OpenEvidence is the largest player right now, but it's part of a broader shift. Clinical AI tools from multiple vendors are entering health systems (e.g., ChatGPT for Healthcare, Claude for Healthcare). Epic is integrating multiple AI partners. The EHR is becoming the primary clinical interface, and it is crucial that pharmaceutical companies understand how evidence surfaces within it.
The companies that develop the capability to navigate this before it becomes standard practice will have a meaningful advantage in how their evidence is used when it matters most.
Evidence generation, evidence synthesis, and medical communication have been core competencies in this industry for decades. The discipline that's missing is ensuring that evidence, once generated and synthesized, reaches the physicians making decisions.
Precision AQ helps ensure evidence investment translates into real-world clinical use. By bringing together EHR strategy expertise, medical communications leadership, and evidence strategy, we help clients understand how their science surfaces in AI-driven clinical workflows.
Contact our team to learn how we can help you close gaps that may undermine adoption, access, and impact.
OpenEvidence synthesizes published clinical literature, including studies, guidelines, and systematic reviews, to deliver evidence-based answers to physicians at the point of care. It only surfaces drug names when supported by underlying evidence, which means visibility depends on indexing, metadata, and search relevance.
A study may not surface because indexing timelines vary, metadata may not align with platform requirements, or a physician’s query may not match the terminology used in the publication. These factors create a visibility gap between the evidence a company generates and what physicians actually see in real time.
Physicians increasingly rely on EHR-integrated tools like OpenEvidence, which deliver evidence summaries in seconds during time‑pressed consultations. When information appears automatically in workflow, it has a greater influence on diagnostic and prescribing decisions than traditional journals or static resources.

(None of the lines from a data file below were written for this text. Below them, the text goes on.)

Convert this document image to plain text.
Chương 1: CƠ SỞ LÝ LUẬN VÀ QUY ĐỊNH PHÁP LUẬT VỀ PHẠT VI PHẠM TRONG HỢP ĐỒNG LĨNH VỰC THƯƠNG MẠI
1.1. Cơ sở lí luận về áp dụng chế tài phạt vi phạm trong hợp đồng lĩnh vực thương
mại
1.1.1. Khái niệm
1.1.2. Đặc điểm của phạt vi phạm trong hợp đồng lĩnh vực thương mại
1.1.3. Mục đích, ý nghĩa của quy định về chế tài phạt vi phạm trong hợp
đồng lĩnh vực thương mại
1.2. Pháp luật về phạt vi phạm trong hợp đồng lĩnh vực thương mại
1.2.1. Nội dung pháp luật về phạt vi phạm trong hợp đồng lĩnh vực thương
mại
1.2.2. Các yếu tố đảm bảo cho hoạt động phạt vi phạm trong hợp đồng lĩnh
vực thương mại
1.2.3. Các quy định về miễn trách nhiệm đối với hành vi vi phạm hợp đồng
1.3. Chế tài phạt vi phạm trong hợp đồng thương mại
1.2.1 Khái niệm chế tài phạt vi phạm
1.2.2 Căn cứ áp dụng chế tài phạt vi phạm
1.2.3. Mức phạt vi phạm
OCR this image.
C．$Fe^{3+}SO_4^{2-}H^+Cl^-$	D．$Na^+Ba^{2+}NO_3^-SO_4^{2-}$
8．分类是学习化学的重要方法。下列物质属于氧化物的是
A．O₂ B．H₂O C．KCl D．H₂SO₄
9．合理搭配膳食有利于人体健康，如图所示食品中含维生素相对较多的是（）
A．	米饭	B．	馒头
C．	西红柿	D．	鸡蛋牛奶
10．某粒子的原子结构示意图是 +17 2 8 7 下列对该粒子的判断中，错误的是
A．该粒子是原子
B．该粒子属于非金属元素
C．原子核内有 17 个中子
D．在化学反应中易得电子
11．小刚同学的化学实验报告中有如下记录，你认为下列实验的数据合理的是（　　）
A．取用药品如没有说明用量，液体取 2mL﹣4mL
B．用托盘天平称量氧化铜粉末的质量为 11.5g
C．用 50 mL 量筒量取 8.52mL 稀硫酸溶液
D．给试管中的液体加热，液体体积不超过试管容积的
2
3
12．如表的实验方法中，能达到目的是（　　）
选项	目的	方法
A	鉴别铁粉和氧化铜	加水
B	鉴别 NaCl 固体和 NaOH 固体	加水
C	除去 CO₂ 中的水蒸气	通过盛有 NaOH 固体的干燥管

Hospital and IDN P&T committees often rely on accessible evidence and peer input rather than formal dossiers alone, making AI evidence platforms a likely reference point. If a therapy’s most important data does not appear or is incomplete, it may quietly shape formulary outcomes and access decisions.
Teams can monitor what physicians actually see when they search, optimize publication metadata for discoverability, and ensure field teams understand platform outputs. Ongoing evidence stewardship helps close gaps that can undermine adoption, utilization, and clinical impact.